Parmi les rares femmes qui ont appelé depuis le début du confinement, « une personne a refusé de donner son identité. Ça n’arrive jamais ». Et une autre, déjà suivie par l’association, qui venait de rejoindre un hébergement d’urgence. Elle s’est retrouvée « coupée de toutes relations sociales, dans un isolement absolu. Selon les villes, la prise en charge peut être compliquée, car depuis le début du confinement, tout est plus compliqué. Et encore, ici, ça va ». 

Contentieux prioritaires

Ailleurs aussi, on s’organise. A Angers, par exemple, SOS Femmes 49 a créé une adresse mail spécifique : urgence.covid19@sosfemmes49.fr. A Nantes, le centre d’accueil et de prise en charge globale Citad’Elles est fermé, sauf pour les situations d’urgence, mais reste accessible par téléphone. A Nancy, Metz et dans le territoire de Belfort, mais aussi à Nice, Alès, Lille ou Paris, les associations peuvent être jointes grâce un numéro de téléphone portable. Pas besoin de se cacher pour parler, un SMS suffit.

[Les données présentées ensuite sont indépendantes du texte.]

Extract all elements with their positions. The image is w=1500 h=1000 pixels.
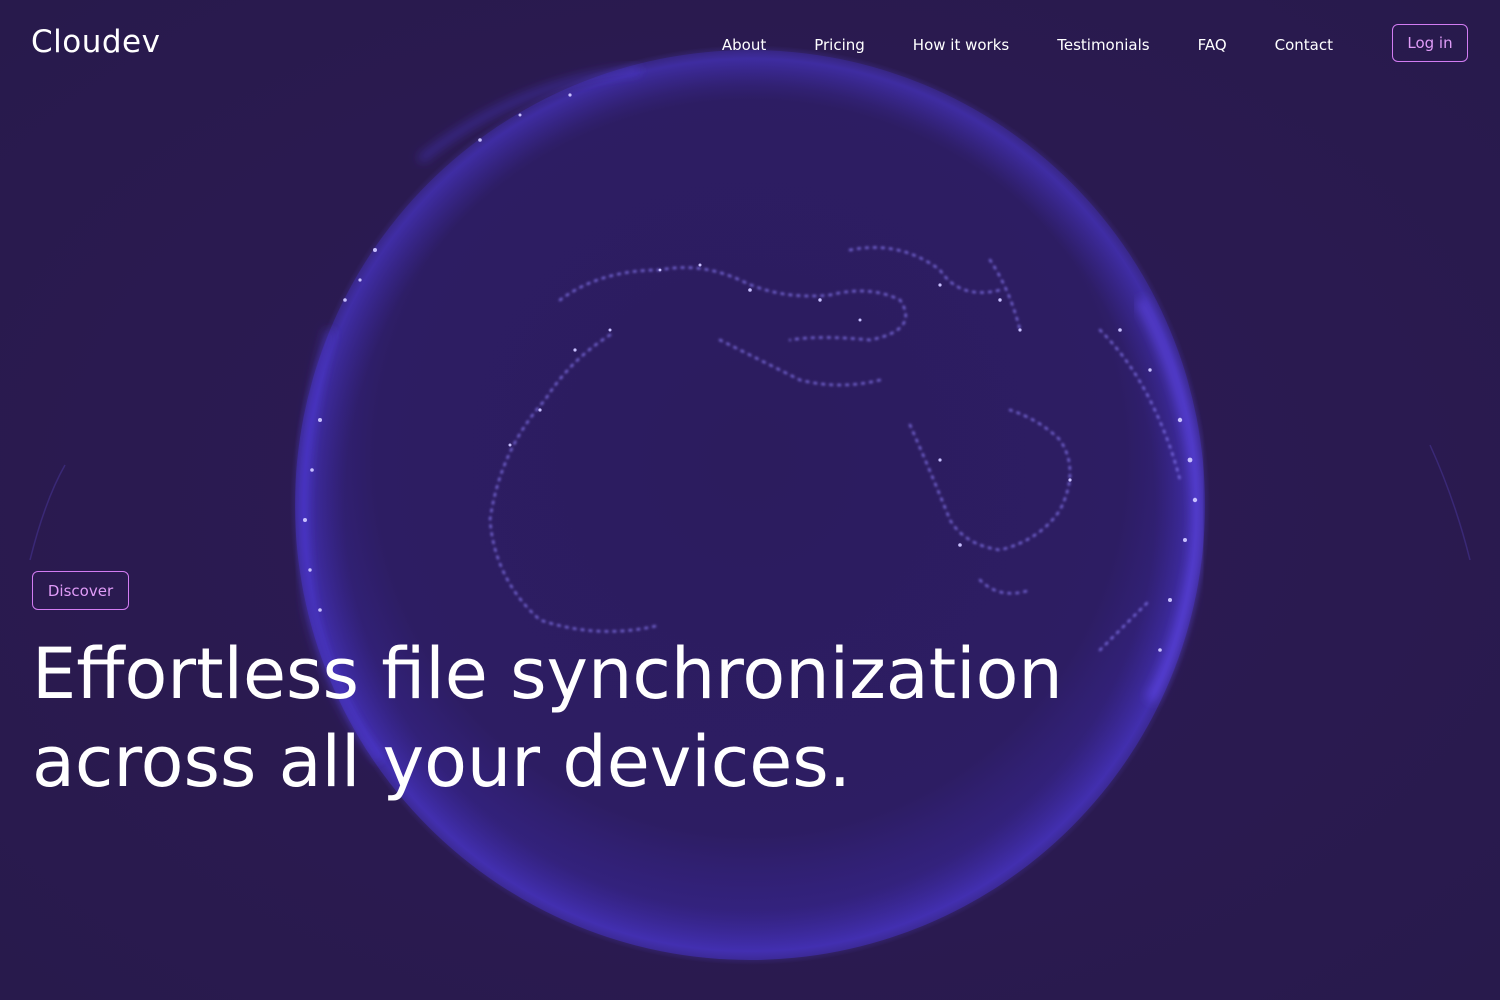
- nav-item-contact[interactable]: Contact: [1275, 36, 1333, 54]
- nav-item-about[interactable]: About: [722, 36, 766, 54]
- hero-headline-line-1: Effortless file synchronization: [32, 633, 1063, 715]
- discover-button[interactable]: Discover: [32, 571, 129, 610]
- nav-item-pricing[interactable]: Pricing: [814, 36, 865, 54]
- login-button[interactable]: Log in: [1392, 24, 1468, 62]
- site-header: Cloudev About Pricing How it works Testi…: [0, 0, 1500, 90]
- hero-headline-line-2: across all your devices.: [32, 721, 851, 803]
- nav-item-testimonials[interactable]: Testimonials: [1057, 36, 1149, 54]
- nav-item-how-it-works[interactable]: How it works: [913, 36, 1009, 54]
- nav-item-faq[interactable]: FAQ: [1198, 36, 1227, 54]
- brand-logo[interactable]: Cloudev: [31, 24, 160, 60]
- hero-headline: Effortless file synchronization across a…: [32, 630, 1132, 806]
- globe-icon: [29, 45, 1471, 965]
- main-nav: About Pricing How it works Testimonials …: [722, 36, 1333, 54]
- landing-page: Cloudev About Pricing How it works Testi…: [0, 0, 1500, 1000]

Mais après ? Une fois les situations connues, « y a-t-il toujours des effectifs de police et de gendarmerie pour s’occuper de ces sujets ? », se demande Yvonne Guichard.  « Y a-t-il des instructions précises pour l’éviction du conjoint violent ? » Oui, a répondu le ministère de la Justice dans un communiqué, alors que les tribunaux tournent eux aussi au ralenti : les comparutions ou audiences relatives aux mesures de protection urgentes de victimes font partie des contentieux prioritaires. L’éviction du domicile familial et l’interdiction d’entrer en contact avec la victime peuvent être prononcées. Car « il est primordial de faire cesser la cohabitation, lorsque celle-ci est dangereuse ».

A savoir : La plateforme gouvernementale « Arrêtons les violences » reste active pendant la période du confinement. Elle regroupe les numéros à appeler et permet le signalement en ligne. Autre solution : télécharger l’application App-Elles, qui permet de déclencher un appel discret vers 3 proches de confiance, des numéros d’urgence et sur la plateforme de signalement du ministère de l’Intérieur. Elle permet aussi une géolocalisation immédiate.

* Le 39 19 est le numéro national de référence d’écoute téléphonique à destination des femmes victimes de violence. Il oriente les personnes concernées vers les dispositifs d’accompagnement locaux.